Prodigal Son," "Road to Emmaus," "Judith," "Jo Jo Jonah & His Whale," "Misa Criolla," "Wedding Feast" and a Martin Luther King Jr. tribute. They also performed "God's Troubadour," based on St. Francis' story, and "Lux Hodie" based on St. Benedict and St. Scholastica.

The Oct. 2 anniversary celebration included an exhibit of photos, news, programs and films about the Valyermo Dancers. One film, "A Prayer for America," featured a danced prelude to the Eucharist with St. John Paul in Dodger Stadium during the papal visit in 1987. Hundreds of pictures revealed the depth of human feeling in dances.

The Valyermo Dancers may be best known because they have evangelized, healed and energized thousands of participants through their incarnational prayer at the annual Los Angeles Religious Education Congress.

The dancers were first invited in 1976, draping white fabric through the aisles of the Anaheim convention center arena in a movement meditation inviting love stronger than differences, love that heals, love overcoming polarizations.

The Valyermo Dancers on Oct. 2 celebrated the group's 50th anniversary, drawing former and current dancers.

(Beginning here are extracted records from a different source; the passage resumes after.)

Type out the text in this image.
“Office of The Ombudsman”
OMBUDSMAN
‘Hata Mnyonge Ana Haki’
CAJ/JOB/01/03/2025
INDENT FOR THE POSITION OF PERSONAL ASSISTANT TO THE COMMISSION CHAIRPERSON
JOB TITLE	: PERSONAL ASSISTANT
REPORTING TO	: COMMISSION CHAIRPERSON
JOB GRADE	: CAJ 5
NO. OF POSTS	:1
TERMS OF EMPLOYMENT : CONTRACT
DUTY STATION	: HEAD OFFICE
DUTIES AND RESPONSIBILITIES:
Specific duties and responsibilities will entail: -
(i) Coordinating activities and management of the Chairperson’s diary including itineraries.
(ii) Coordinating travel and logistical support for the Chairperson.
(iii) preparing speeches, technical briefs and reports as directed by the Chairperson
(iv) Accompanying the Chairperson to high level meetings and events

The Valyermo Dancers on Oct. 2 celebrated the group's 50th anniversary, drawing former and current dancers. From left are Hilary Van Dixhorn, Evangeline Jaquias, Marilyn Bayer-Echevarria, Sharon Ruiz, Consuelo Zúñiga-West, Beth Newell, April M. Hurlston, Marie Baronia and Anita Tubbs. (M.A. Kirk)

"Remember that refusing to condemn others causes our light to shine in the darkness. We are summoned to place our confidence in God," said Sister of Charity Sr. Edith Prendergast, the director of the Los Angeles Office of Religious Education at the time. "We rejoice in the midst of our struggle because we are held in the midst of God's love, a garment of love that revives and transforms."

In Dancing with the Divine, a collection of essays gathered by Carla De Sola, West wrote of being invited to dance the powerful James Weldon Johnson poem "Creation" for the Los Angeles Religious Education Congress. In the image of the creator, the creator who is even like a "mammy bending over her baby," West not only created a dance, but a better church and country where the divine shines through.

The Valerymo Dancers have consistently participated in the Los Angeles Religious Education Congress for years. After the anniversary's Eucharist and reception, the dancers were back at work the next morning planning rehearsals for the 2023 congress.

Among the guests at the reception were Barry Barfield and Evangeline Jaquias, who shared memories of dancing "Judith" in the International Seminar on the Bible in Dance in Jerusalem in 1979. Except for group leaders Zúñiga-West and John West, Jaquias has the longest history in the company and Barfield came the farthest, from Spokane, Washington, to the 50th anniversary.

Barfield remembered dancing at the Los Angeles Religious Education Congress. "It is not our dance ability, it is God touching these people," he said. "We help people find that sense of God."